International Journal of Education & the Arts

Volume 14 Number 7

May 15, 2013

Toward Meaningful Education:
Investigating Artful Behavior as a Human Proclivity in the Classroom

Carolina Blatt-Gross
Georgia Gwinnett College, USA

Citation: Blatt-Gross, C. (2013). Toward meaningful education: Investigating artful behavior as a human proclivity in the classroom. International Journal of Education & the Arts, 14(7). Retrieved [date] from
Because students spontaneously exhibit aesthetic and rhythmic acts in the classroom and human beings across the world have engaged in the arts for thousands of years, this study argues that artful behavior represents an inherent and significant human proclivity.
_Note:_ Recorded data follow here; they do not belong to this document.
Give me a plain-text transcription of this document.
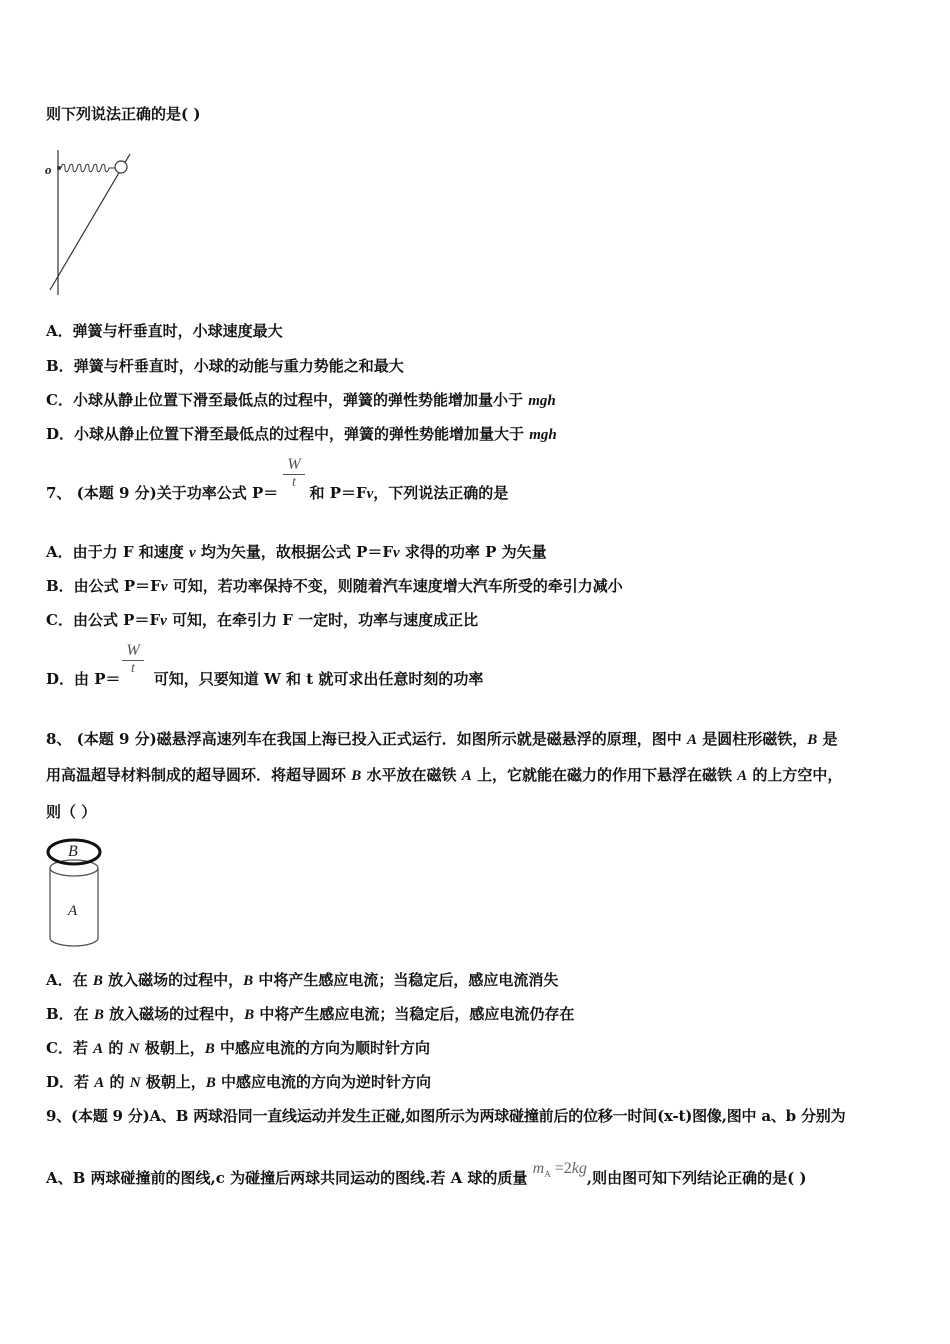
则下列说法正确的是( )
o
A．弹簧与杆垂直时，小球速度最大
B．弹簧与杆垂直时，小球的动能与重力势能之和最大
C．小球从静止位置下滑至最低点的过程中，弹簧的弹性势能增加量小于 mgh
D．小球从静止位置下滑至最低点的过程中，弹簧的弹性势能增加量大于 mgh
7、 (本题 9 分)关于功率公式 P＝ 和 P＝Fv，下列说法正确的是
W
t
A．由于力 F 和速度 v 均为矢量，故根据公式 P＝Fv 求得的功率 P 为矢量
B．由公式 P＝Fv 可知，若功率保持不变，则随着汽车速度增大汽车所受的牵引力减小
C．由公式 P＝Fv 可知，在牵引力 F 一定时，功率与速度成正比
D．由 P＝ 可知，只要知道 W 和 t 就可求出任意时刻的功率
W
t
8、 (本题 9 分)磁悬浮高速列车在我国上海已投入正式运行．如图所示就是磁悬浮的原理，图中 A 是圆柱形磁铁，B 是
用高温超导材料制成的超导圆环．将超导圆环 B 水平放在磁铁 A 上，它就能在磁力的作用下悬浮在磁铁 A 的上方空中，
则（ ）
B
A
A．在 B 放入磁场的过程中，B 中将产生感应电流；当稳定后，感应电流消失
B．在 B 放入磁场的过程中，B 中将产生感应电流；当稳定后，感应电流仍存在
C．若 A 的 N 极朝上，B 中感应电流的方向为顺时针方向
D．若 A 的 N 极朝上，B 中感应电流的方向为逆时针方向
9、(本题 9 分)A、B 两球沿同一直线运动并发生正碰,如图所示为两球碰撞前后的位移一时间(x-t)图像,图中 a、b 分别为
A、B 两球碰撞前的图线,c 为碰撞后两球共同运动的图线.若 A 球的质量 $m_A =2kg$,则由图可知下列结论正确的是( )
Exploring the tension between the human predisposition and the physical and mental limitations of traditional formal education, this cross-disciplinary study seeks to understand how artful behaviors might represent an intrinsic part of human nature and how such proclivities might inform educational policy and practice. Based on an ethological understanding of art (that is, as a behavior rather than an object), this research employs an interpretivist lens and phenomenological design. Data collection methods include observation, participant observation, and teacher interviews in a pre-kindergarten and third grade classroom of an urban public school system. Ultimately, this study aims to understand artful behaviors as they are embedded in educational contexts with the intent of bridging the gap between our natural inclinations for learning and the methods utilized in mainstream education.